Le livre de Pierre Péan et Philippe Cohen, La face cachée du "Monde", du contre-pouvoir aux abus de pouvoir, est sorti en librairie le même jour que le numéro spécial du Monde sur « Staline, 50 ans après : ce qu'il fut, ce qu'il fit et ce qu'il en reste » – curieusement titré à la une du 26 février « Enquête sur une barbarie moderne » [1].
Le communiqué du conseil d'administration de la Société des rédacteurs du Monde, publié le 28 février, illustre bien en effet « ce qu'il reste » du stalinisme.
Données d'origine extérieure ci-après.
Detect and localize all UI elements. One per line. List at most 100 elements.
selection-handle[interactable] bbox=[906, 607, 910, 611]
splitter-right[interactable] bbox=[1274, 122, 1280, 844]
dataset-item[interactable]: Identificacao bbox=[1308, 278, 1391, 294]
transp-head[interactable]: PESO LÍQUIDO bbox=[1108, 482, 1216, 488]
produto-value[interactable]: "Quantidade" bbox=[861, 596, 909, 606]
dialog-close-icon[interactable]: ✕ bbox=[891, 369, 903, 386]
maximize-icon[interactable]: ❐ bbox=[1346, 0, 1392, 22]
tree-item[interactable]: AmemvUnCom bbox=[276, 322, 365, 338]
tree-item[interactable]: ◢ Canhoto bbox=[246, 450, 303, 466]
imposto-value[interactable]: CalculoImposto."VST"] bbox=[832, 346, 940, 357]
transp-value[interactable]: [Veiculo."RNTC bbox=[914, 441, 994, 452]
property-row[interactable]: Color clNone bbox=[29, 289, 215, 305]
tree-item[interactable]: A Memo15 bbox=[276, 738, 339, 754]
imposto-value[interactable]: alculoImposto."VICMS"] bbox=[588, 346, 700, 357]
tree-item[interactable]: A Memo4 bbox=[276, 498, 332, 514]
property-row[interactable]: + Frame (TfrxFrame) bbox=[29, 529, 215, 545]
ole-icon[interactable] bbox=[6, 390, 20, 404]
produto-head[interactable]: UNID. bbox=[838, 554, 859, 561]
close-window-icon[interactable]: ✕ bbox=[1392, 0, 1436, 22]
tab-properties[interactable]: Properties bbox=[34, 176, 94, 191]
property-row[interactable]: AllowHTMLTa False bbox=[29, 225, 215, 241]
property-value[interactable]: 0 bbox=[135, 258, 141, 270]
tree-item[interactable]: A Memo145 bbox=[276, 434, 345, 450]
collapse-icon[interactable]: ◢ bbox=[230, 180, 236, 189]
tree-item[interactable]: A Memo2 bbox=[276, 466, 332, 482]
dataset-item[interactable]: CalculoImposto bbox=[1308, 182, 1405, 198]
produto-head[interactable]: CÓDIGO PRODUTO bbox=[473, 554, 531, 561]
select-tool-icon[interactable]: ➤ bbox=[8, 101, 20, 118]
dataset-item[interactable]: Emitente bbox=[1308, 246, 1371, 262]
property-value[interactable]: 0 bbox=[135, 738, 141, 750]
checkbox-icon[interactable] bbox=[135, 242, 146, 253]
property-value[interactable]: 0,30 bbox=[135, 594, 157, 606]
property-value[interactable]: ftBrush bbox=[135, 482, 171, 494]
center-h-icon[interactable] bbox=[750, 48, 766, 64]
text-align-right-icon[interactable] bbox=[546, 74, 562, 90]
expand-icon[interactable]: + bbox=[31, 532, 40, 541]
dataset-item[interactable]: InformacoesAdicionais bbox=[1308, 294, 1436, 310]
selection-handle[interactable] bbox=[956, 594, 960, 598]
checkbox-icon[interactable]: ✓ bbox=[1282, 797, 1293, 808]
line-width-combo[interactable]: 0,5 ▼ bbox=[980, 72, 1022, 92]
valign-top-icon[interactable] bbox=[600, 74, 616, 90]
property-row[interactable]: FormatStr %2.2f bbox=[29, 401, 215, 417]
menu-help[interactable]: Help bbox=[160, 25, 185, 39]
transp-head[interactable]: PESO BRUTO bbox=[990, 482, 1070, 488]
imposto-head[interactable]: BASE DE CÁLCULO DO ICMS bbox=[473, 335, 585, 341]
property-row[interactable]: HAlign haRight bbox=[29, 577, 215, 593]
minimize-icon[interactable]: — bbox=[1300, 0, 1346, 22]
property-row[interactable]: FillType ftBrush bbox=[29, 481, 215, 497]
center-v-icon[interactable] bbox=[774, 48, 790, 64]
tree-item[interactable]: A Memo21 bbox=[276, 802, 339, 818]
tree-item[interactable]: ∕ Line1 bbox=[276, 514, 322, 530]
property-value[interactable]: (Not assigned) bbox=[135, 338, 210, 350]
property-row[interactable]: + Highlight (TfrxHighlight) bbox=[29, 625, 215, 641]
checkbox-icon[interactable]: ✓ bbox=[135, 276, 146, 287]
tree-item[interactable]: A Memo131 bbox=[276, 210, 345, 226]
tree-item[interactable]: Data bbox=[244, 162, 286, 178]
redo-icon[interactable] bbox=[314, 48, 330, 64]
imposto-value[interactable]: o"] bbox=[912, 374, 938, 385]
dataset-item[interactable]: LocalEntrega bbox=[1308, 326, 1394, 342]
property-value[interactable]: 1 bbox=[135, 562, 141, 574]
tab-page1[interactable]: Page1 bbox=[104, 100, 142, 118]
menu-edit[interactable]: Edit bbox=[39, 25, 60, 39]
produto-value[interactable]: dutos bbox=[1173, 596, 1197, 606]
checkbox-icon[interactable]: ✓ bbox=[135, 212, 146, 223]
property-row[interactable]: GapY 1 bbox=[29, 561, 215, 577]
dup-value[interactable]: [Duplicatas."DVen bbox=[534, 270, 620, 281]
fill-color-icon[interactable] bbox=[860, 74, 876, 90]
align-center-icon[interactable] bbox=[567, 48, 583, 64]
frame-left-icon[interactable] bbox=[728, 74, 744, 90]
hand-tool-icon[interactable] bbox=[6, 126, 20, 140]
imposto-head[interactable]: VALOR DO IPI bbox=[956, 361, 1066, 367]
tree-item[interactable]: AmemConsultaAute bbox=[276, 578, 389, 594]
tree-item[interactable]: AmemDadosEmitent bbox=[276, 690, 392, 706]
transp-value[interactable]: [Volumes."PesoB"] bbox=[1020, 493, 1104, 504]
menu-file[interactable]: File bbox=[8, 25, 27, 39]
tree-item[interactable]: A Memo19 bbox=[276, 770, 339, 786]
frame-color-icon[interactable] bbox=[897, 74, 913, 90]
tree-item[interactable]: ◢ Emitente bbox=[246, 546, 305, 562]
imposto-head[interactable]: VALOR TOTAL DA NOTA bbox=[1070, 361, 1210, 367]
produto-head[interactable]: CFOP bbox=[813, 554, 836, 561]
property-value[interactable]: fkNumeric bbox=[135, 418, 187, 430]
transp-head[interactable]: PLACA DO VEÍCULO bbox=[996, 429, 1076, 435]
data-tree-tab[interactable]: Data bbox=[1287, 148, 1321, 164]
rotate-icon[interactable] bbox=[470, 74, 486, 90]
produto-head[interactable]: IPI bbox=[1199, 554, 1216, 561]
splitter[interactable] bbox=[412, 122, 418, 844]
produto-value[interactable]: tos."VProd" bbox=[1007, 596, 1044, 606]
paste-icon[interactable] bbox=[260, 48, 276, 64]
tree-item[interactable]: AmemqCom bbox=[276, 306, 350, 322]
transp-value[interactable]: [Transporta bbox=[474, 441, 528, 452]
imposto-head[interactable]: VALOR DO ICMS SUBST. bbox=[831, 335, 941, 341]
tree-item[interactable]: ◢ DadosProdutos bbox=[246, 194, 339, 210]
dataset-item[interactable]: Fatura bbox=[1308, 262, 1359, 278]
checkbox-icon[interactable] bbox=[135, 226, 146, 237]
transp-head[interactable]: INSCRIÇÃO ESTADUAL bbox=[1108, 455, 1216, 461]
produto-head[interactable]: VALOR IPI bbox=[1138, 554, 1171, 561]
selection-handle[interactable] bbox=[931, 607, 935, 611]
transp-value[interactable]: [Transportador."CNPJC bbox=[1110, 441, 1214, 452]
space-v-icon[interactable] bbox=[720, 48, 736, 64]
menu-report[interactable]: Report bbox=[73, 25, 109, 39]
La direction du Monde reprend à son compte les procédés du PCF, quand la presse avait révélé le passé de Georges Marchais pendant la guerre, c'est-à-dire ne pas répondre sur les faits mais crier au complot : « C'est la collectivité du Monde, ses rédacteurs, ses cadres, ses employés, ses ouvriers, qui est livrée à l'opprobre » !
Hier, mettre en cause Georges Marchais fut présenté comme une agression contre tous les membres du parti, et aujourd'hui, mettre en cause la direction du Monde, en accumulant des faits aussi précis que troublants, serait une agression contre tous les salariés du journal. Hier comme aujourd'hui, on proclame que rien « ne saurait déstabiliser » la direction « unie et solidaire face à cette agression ».
Pourtant un journaliste du Monde, Daniel Schneidermann, a osé braver cette unanimité dans le supplément Télévision du 1er mars : « L'essentiel, c'est que cette enquête sur la part d'ombre du journal multiplie les faits ». Beaucoup s'étonnent qu'il soit seul à s'exprimer et donc à démentir le « climat de peur » qui règne dans la rédaction.
Serge LEFORT
3 mars 2003
[1] Le mot « enquête » est pour le moins abusif.